Indeed the rather stunning growth of global populism, from the Trump phenomenon (without the sexually explicit recording) here in the US to Brexit across the Atlantic, it is very clear that there are a growing number of people who simply think the existing systems are beyond corrupt and causing many more problems than they solve, accelerating income inequality even faster. “With articles contributed by well-known business leaders, the book is intended to acknowledge and address what the authors call ‘a growing public distrust of capitalism and its ability to improve wealth and well-being for the many.’

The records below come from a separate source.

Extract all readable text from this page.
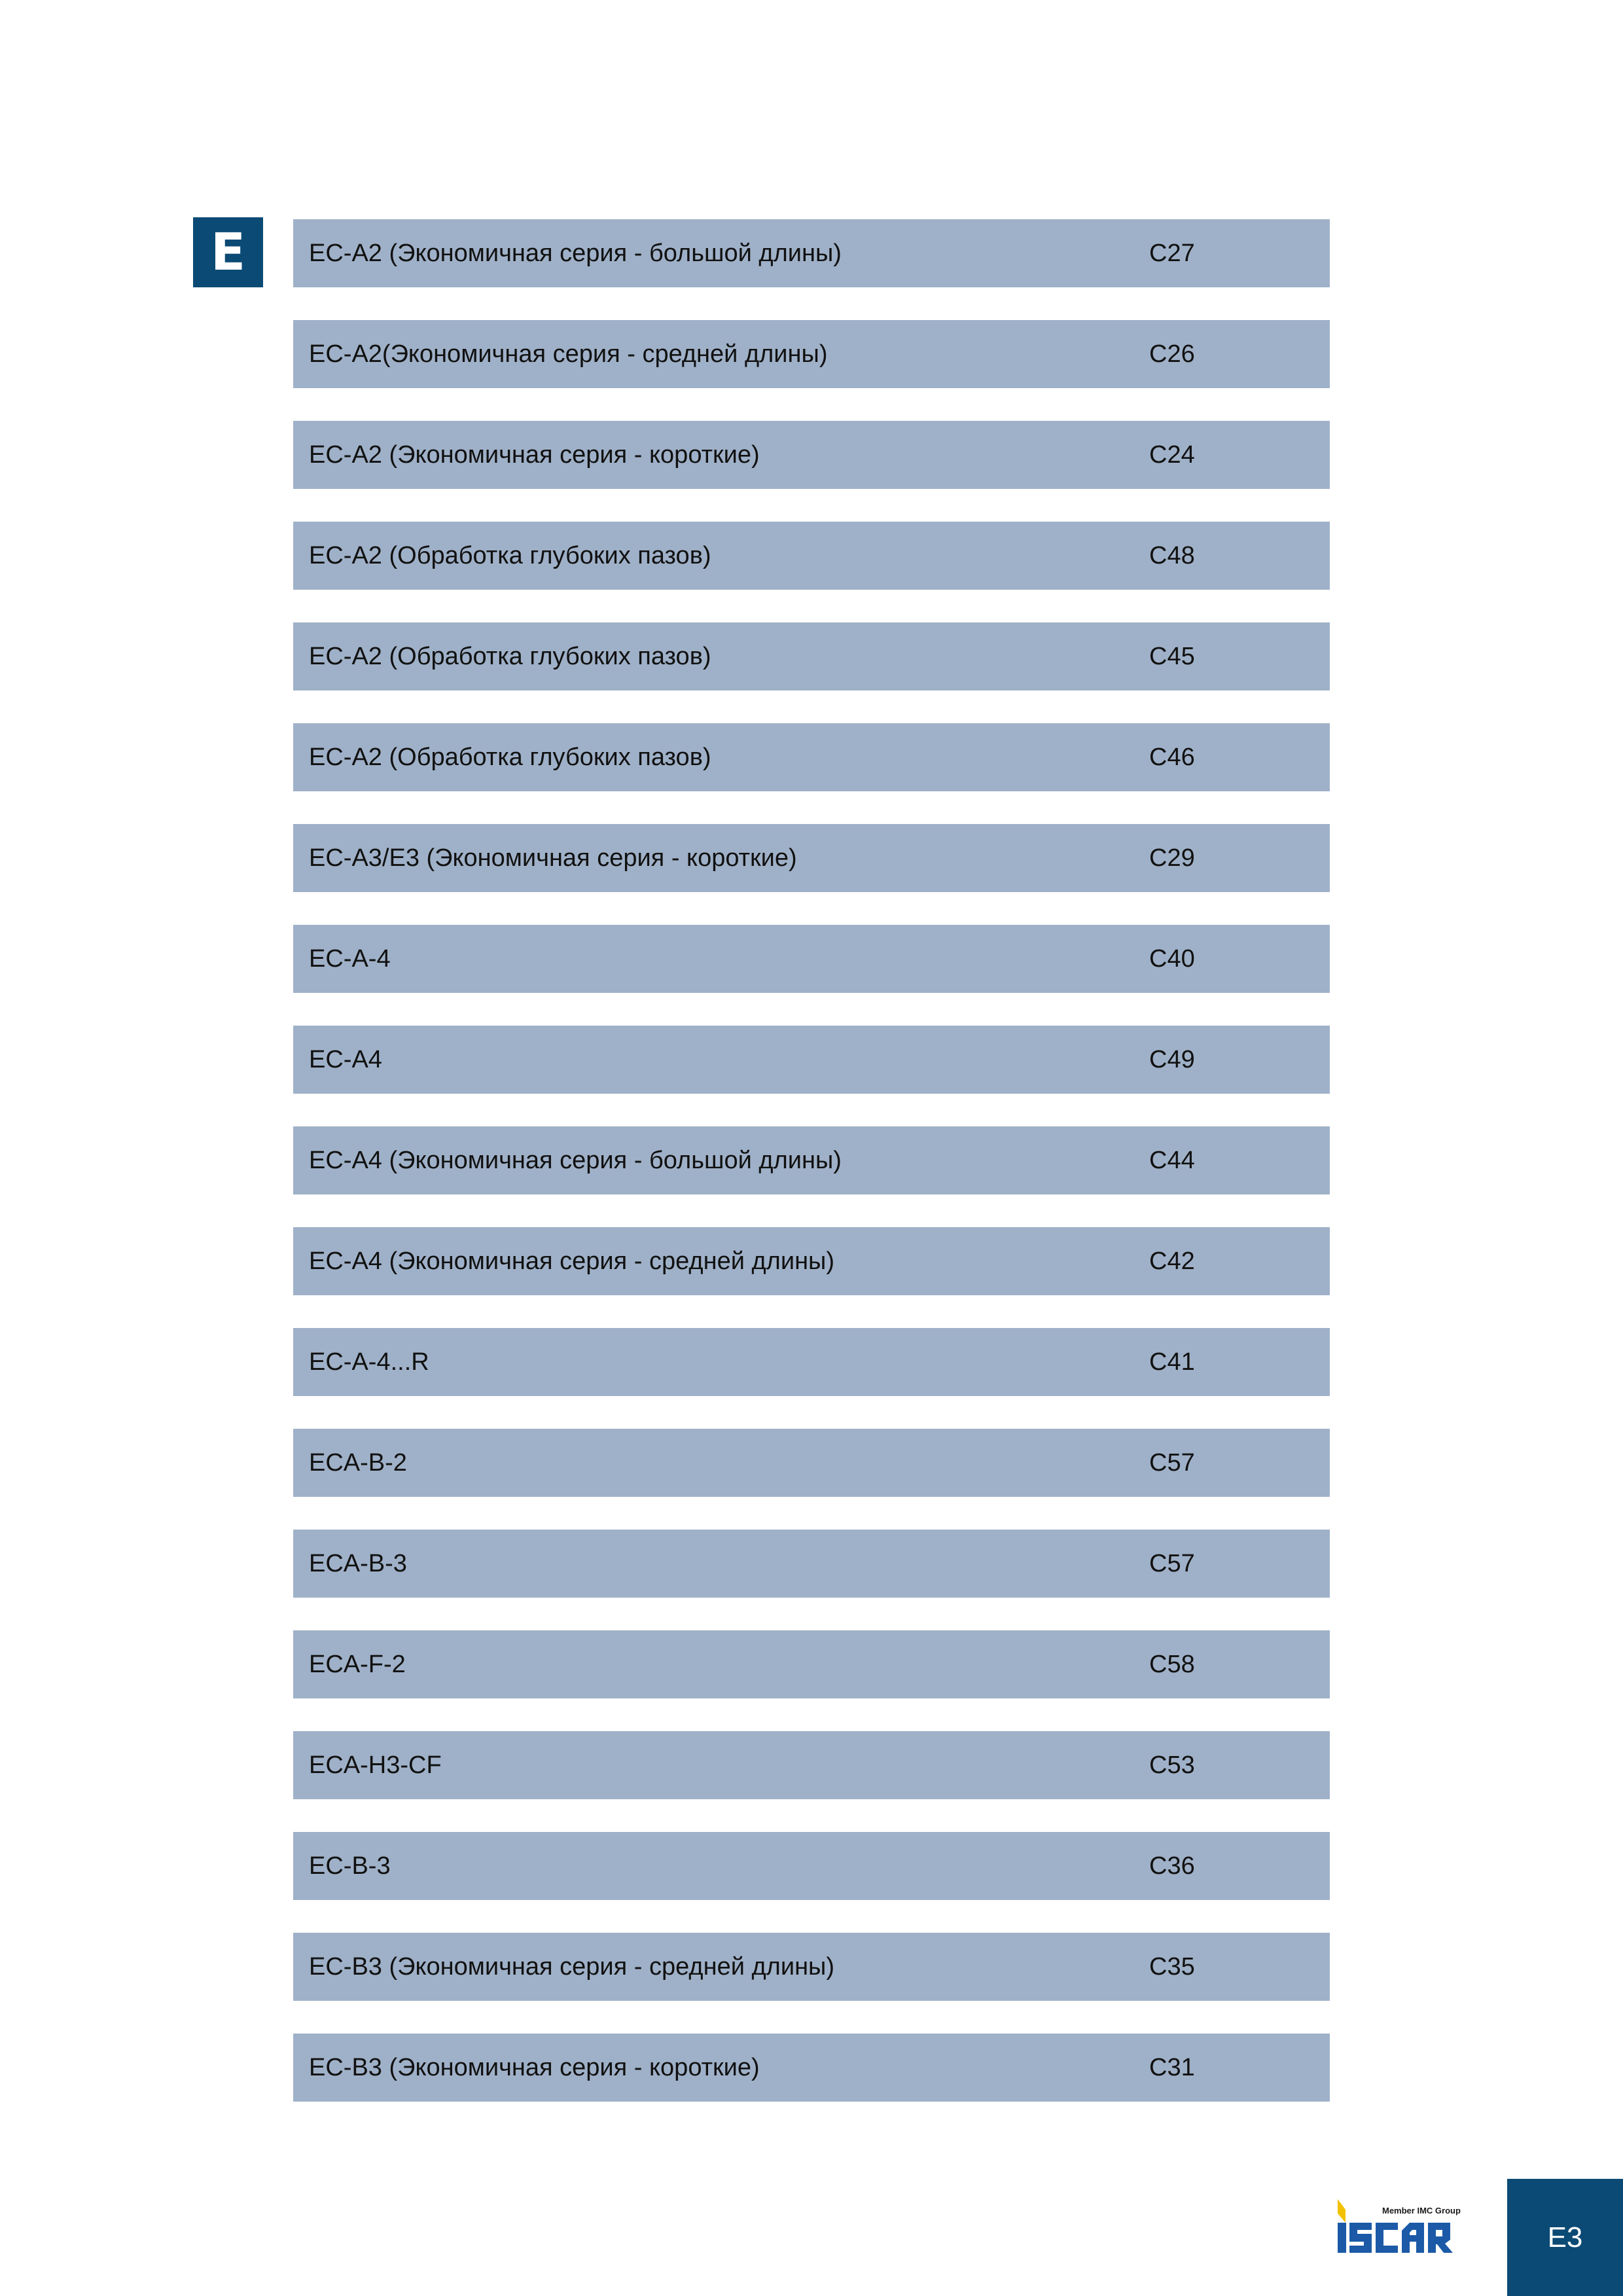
E	EC-A2 (Экономичная серия - большой длины)	C27
EC-A2(Экономичная серия - средней длины)	C26
EC-A2 (Экономичная серия - короткие)	C24
EC-A2 (Обработка глубоких пазов)	C48
EC-A2 (Обработка глубоких пазов)	C45
EC-A2 (Обработка глубоких пазов)	C46
EC-A3/E3 (Экономичная серия - короткие)	C29
EC-A-4	C40
EC-A4	C49
EC-A4 (Экономичная серия - большой длины)	C44
EC-A4 (Экономичная серия - средней длины)	C42
EC-A-4...R	C41
ECA-B-2	C57
ECA-B-3	C57
ECA-F-2	C58
ECA-H3-CF	C53
EC-B-3	C36
EC-B3 (Экономичная серия - средней длины)	C35
EC-B3 (Экономичная серия - короткие)	C31
Member IMC Group
E3
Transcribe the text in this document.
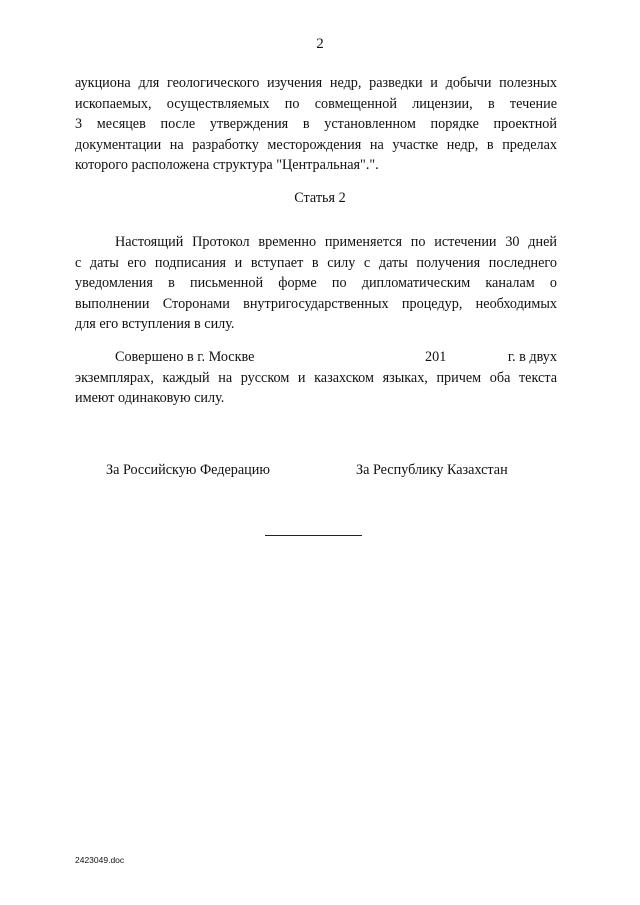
2
аукциона для геологического изучения недр, разведки и добычи полезных
ископаемых, осуществляемых по совмещенной лицензии, в течение
3 месяцев после утверждения в установленном порядке проектной
документации на разработку месторождения на участке недр, в пределах
которого расположена структура "Центральная".".
Статья 2
Настоящий Протокол временно применяется по истечении 30 дней
с даты его подписания и вступает в силу с даты получения последнего
уведомления в письменной форме по дипломатическим каналам о
выполнении Сторонами внутригосударственных процедур, необходимых
для его вступления в силу.
Совершено в г. Москве	201	г. в двух
экземплярах, каждый на русском и казахском языках, причем оба текста
имеют одинаковую силу.
За Российскую Федерацию	За Республику Казахстан
2423049.doc
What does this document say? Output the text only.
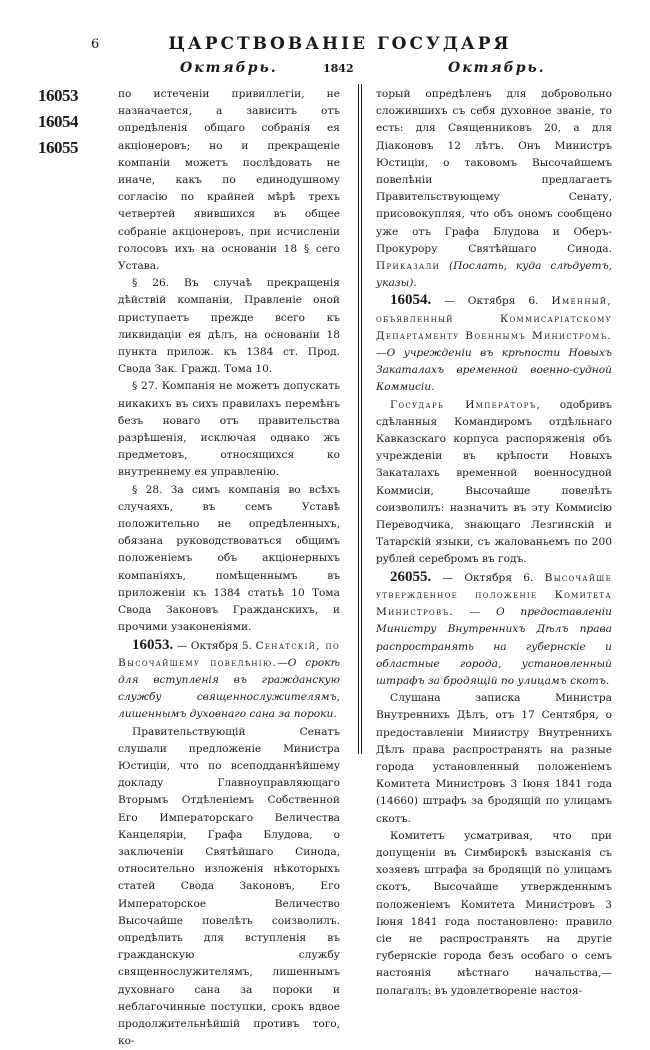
6	ЦАРСТВОВАНІЕ ГОСУДАРЯ
Октябрь.	1842	Октябрь.
16053
16054
16055

по истеченіи привиллегіи, не назначается, а зависитъ отъ опредѣленія общаго собранія ея акціонеровъ; но и прекращеніе компаніи можетъ послѣдовать не иначе, какъ по единодушному согласію по крайней мѣрѣ трехъ четвертей явившихся въ общее собраніе акціонеровъ, при исчисленіи голосовъ ихъ на основаніи 18 § сего Устава.

§ 26. Въ случаѣ прекращенія дѣйствій компаніи, Правленіе оной приступаетъ прежде всего къ ликвидаціи ея дѣлъ, на основаніи 18 пункта прилож. къ 1384 ст. Прод. Свода Зак. Гражд. Тома 10.

§ 27. Компанія не можетъ допускать никакихъ въ сихъ правилахъ перемѣнъ безъ новаго отъ правительства разрѣшенія, исключая однако жъ предметовъ, относящихся ко внутреннему ея управленію.

§ 28. За симъ компанія во всѣхъ случаяхъ, въ семъ Уставѣ положительно не опредѣленныхъ, обязана руководствоваться общимъ положеніемъ объ акціонерныхъ компаніяхъ, помѣщеннымъ въ приложеніи къ 1384 статьѣ 10 Тома Свода Законовъ Гражданскихъ, и прочими узаконеніями.

16053. — Октября 5. Сенатскій, по Высочайшему повелѣнію.—О срокѣ для вступленія въ гражданскую службу священнослужителямъ, лишеннымъ духовнаго сана за пороки.

Правительствующій Сенатъ слушали предложеніе Министра Юстиціи, что по всеподданнѣйшему докладу Главноуправляющаго Вторымъ Отдѣленіемъ Собственной Его Императорскаго Величества Канцеляріи, Графа Блудова, о заключеніи Святѣйшаго Синода, относительно изложенія нѣкоторыхъ статей Свода Законовъ, Его Императорское Величество Высочайше повелѣть соизволилъ. опредѣлить для вступленія въ гражданскую службу священнослужителямъ, лишеннымъ духовнаго сана за пороки и неблагочинные поступки, срокъ вдвое продолжительнѣйшій противъ того, ко-

торый опредѣленъ для добровольно сложившихъ съ себя духовное званіе, то есть: для Священниковъ 20, а для Діаконовъ 12 лѣтъ. Онъ Министръ Юстиціи, о таковомъ Высочайшемъ повелѣніи предлагаетъ Правительствующему Сенату, присовокупляя, что объ ономъ сообщено уже отъ Графа Блудова и Оберъ-Прокурору Святѣйшаго Синода. Приказали (Послать, куда слѣдуетъ, указы).

16054. — Октября 6. Именный, объявленный Коммисаріатскому Департаменту Военнымъ Министромъ.—О учрежденіи въ крѣпости Новыхъ Закаталахъ временной военно-судной Коммисіи.

Государь Императоръ, одобривъ сдѣланныя Командиромъ отдѣльнаго Кавказскаго корпуса распоряженія объ учрежденіи въ крѣпости Новыхъ Закаталахъ временной военносудной Коммисіи, Высочайше повелѣть соизволилъ: назначить въ эту Коммисію Переводчика, знающаго Лезгинскій и Татарскій языки, съ жалованьемъ по 200 рублей серебромъ въ годъ.

26055. — Октября 6. Высочайше утвержденное положеніе Комитета Министровъ. — О предоставленіи Министру Внутреннихъ Дѣлъ права распространять на губернскіе и областные города, установленный штрафъ за бродящій по улицамъ скотъ.

Слушана записка Министра Внутреннихъ Дѣлъ, отъ 17 Сентября, о предоставленіи Министру Внутреннихъ Дѣлъ права распространять на разные города установленный положеніемъ Комитета Министровъ 3 Іюня 1841 года (14660) штрафъ за бродящій по улицамъ скотъ.

Комитетъ усматривая, что при допущеніи въ Симбирскѣ взысканія съ хозяевъ штрафа за бродящій по улицамъ скотъ, Высочайше утвержденнымъ положеніемъ Комитета Министровъ 3 Іюня 1841 года постановлено: правило сіе не распространять на другіе губернскіе города безъ особаго о семъ настоянія мѣстнаго начальства,—полагалъ: въ удовлетвореніе настоя-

“‘Whichever direction capitalism ends up taking, it is increasingly apparent that the narrow shareholder model is being gradually eclipsed by a model that is more closely attuned to the complexity and diversity of the world we live in — a model that is more stakeholder-oriented and more guided by principles of long-term value creation and sustainability,’ says the book in a concluding chapter written by Horvath and Barton…
“As usual with great theoretical analysis, the hard part is making the transition. We can't snap our fingers and turn Canada [or the US] into Switzerland or Sweden. But what the new book's analysis shows is that keeping minimum wages low and letting the rich get very rich is not a necessity for business success. In fact, says Horvath, quite the opposite.” CBC.ca, October 7th.
While Europe and Canada might have an easier time of making this possible change – citizens there trust government far more than private enterprise – the growing distrust of government in the United States might just preclude this rather obvious (and to me, necessary) change here in the United States… even though I feel we need that change far more than do Canada and Europe. But I believe that we need to perform a top-down reformation of our corporate laws anyway – as the revealing Panama Papers strongly suggest – and moving to a new, defined stakeholder legal mandate is one very good place to start.
I’m Peter Dekom, and when an older system stops working in a new and modern world, it’s time to reform, modify and change that system accordingly.